Archeological Finds Vol. 12 – Toy Soldiers, Aircraft Flashcards and More


If you have a photo of a neat find from your house or place of work please send an email to princeofpetworth(at) thanks. To those who have I sent – I promise I’m working through the queue!

“Here are the cool things we have found in our place in Mt Pleasant. Clearly kids have lived here.


The soldier was buried and partially stuck to a concrete deck post footing. We think he is early WW2, or maybe between the wars.


The aircraft flash cards were behind baseboards. WW2. They are each about 2 inches across.


The marbles just keep showing up inside and in the yard.

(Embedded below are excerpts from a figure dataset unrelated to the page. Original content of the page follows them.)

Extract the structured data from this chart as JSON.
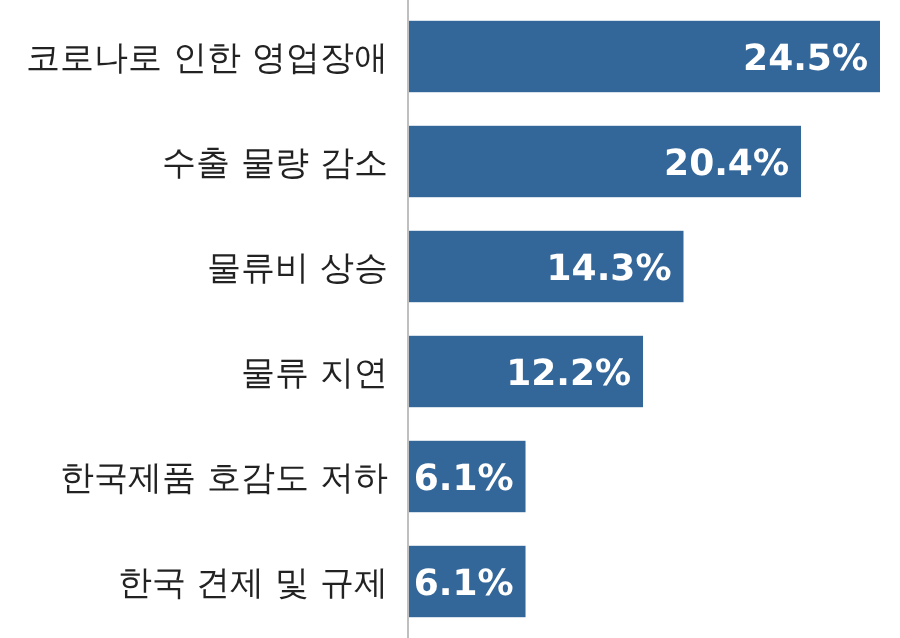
{
  "chart_data": {
    "type": "bar",
    "orientation": "horizontal",
    "categories": [
      "코로나로 인한 영업장애",
      "수출 물량 감소",
      "물류비 상승",
      "물류 지연",
      "한국제품 호감도 저하",
      "한국 견제 및 규제"
    ],
    "values": [
      24.5,
      20.4,
      14.3,
      12.2,
      6.1,
      6.1
    ],
    "value_labels": [
      "24.5%",
      "20.4%",
      "14.3%",
      "12.2%",
      "6.1%",
      "6.1%"
    ],
    "color": "#336699"
  }
}
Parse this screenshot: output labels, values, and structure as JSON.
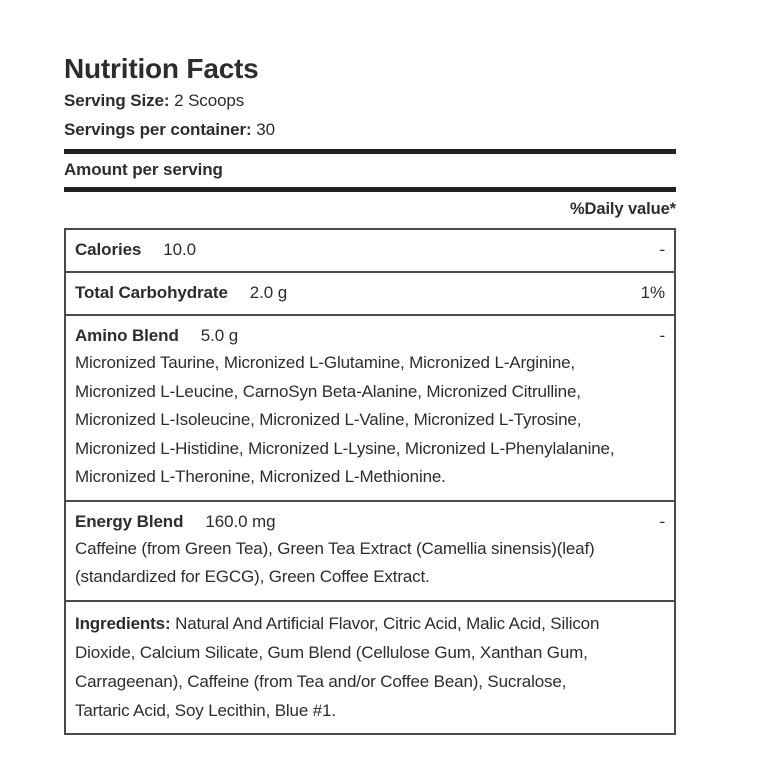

The tasting cups were in the attic. One is inscribed twice, the other just once.”

13 Comment

  • regarding the toy soldier – is it a Briton brand? That green base looks familiar. My dad has a bunch of those from his youth (just after WWII) and still speaks of them fondly.

  • the soldier looks like he is holding a gigantic piece of delicious, albeit somewhat old, bacon.

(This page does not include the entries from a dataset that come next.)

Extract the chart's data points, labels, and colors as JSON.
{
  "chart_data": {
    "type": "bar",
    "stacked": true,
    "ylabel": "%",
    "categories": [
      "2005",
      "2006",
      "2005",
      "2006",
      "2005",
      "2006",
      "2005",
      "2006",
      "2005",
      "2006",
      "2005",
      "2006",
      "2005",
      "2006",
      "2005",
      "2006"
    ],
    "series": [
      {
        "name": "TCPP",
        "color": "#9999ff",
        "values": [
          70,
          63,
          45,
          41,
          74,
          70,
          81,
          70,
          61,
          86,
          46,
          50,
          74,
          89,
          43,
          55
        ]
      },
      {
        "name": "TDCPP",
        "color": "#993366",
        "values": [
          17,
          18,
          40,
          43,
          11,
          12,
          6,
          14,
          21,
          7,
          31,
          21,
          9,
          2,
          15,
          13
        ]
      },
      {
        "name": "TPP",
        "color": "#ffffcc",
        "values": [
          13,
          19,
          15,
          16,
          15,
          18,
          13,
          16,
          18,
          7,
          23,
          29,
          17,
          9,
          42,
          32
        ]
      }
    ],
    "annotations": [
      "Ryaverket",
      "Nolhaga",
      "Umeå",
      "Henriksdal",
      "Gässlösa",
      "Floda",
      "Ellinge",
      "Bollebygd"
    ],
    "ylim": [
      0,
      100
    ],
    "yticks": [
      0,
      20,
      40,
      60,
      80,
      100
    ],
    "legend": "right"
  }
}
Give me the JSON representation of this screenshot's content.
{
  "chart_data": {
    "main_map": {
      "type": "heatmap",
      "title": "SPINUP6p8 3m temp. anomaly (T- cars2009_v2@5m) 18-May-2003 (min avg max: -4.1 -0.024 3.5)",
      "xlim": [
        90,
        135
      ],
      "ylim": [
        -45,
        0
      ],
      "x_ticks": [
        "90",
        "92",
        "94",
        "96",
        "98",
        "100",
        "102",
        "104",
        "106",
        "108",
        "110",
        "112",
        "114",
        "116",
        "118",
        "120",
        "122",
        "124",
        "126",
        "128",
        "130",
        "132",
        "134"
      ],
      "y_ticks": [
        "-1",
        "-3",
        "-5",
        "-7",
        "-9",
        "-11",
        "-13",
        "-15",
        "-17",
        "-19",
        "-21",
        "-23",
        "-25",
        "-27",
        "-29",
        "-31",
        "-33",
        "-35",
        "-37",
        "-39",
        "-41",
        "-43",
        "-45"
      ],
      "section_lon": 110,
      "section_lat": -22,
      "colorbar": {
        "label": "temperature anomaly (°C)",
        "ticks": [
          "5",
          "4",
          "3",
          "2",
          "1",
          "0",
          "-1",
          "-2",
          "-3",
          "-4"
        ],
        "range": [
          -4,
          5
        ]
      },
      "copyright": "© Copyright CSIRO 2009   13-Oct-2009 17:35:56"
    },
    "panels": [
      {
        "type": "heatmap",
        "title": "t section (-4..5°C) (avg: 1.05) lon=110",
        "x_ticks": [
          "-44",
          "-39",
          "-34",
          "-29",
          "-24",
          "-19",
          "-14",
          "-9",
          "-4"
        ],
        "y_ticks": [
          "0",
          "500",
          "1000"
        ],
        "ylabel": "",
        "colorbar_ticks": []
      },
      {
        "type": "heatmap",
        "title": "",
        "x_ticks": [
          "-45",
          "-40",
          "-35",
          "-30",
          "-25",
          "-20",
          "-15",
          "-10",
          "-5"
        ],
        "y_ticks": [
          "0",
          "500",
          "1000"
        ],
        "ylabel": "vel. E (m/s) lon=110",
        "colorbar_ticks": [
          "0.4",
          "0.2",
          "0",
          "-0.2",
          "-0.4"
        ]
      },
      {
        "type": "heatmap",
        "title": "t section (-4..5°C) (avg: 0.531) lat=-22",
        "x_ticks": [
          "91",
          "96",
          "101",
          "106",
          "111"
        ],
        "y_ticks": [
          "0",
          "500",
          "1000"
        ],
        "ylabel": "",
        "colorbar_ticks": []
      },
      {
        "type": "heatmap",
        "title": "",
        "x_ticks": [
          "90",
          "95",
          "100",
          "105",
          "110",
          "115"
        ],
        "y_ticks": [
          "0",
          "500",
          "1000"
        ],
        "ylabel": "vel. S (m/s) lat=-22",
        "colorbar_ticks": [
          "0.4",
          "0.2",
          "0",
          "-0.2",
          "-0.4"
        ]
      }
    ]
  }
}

  • Were those cards used in the war? Seems like they could have been aids for IDing aircraft from the ground – looks like all the aircraft are portrayed as if you’re looking up at them from below.

  • When I bought my 1910 Park View row house, the flipper had just left the yard a sea of mud. As I worked on weeding and planting, I found about 10 marbles.

  • Someone lost their marbles!

  • You should find someone to identify these things – a museum might love them

  • I Dont Get It

    What is engraved on the cups? They look like my grandfather’s christening cups.

  • Just looking at his cover alone, it’s clear that toy soldier looks to be WWI-era, not WWII. A quick search tells me it might be from Barclay Manufacturing Co. You may have found more than one generation of toys at the house… Nice find! BTW, that toy may be made of lead…

  • I have several of these army men that I inherited from my father who was born in 1928. He was given these soldiers in 1933, well before WW II and notice the helmets. They are from WW I.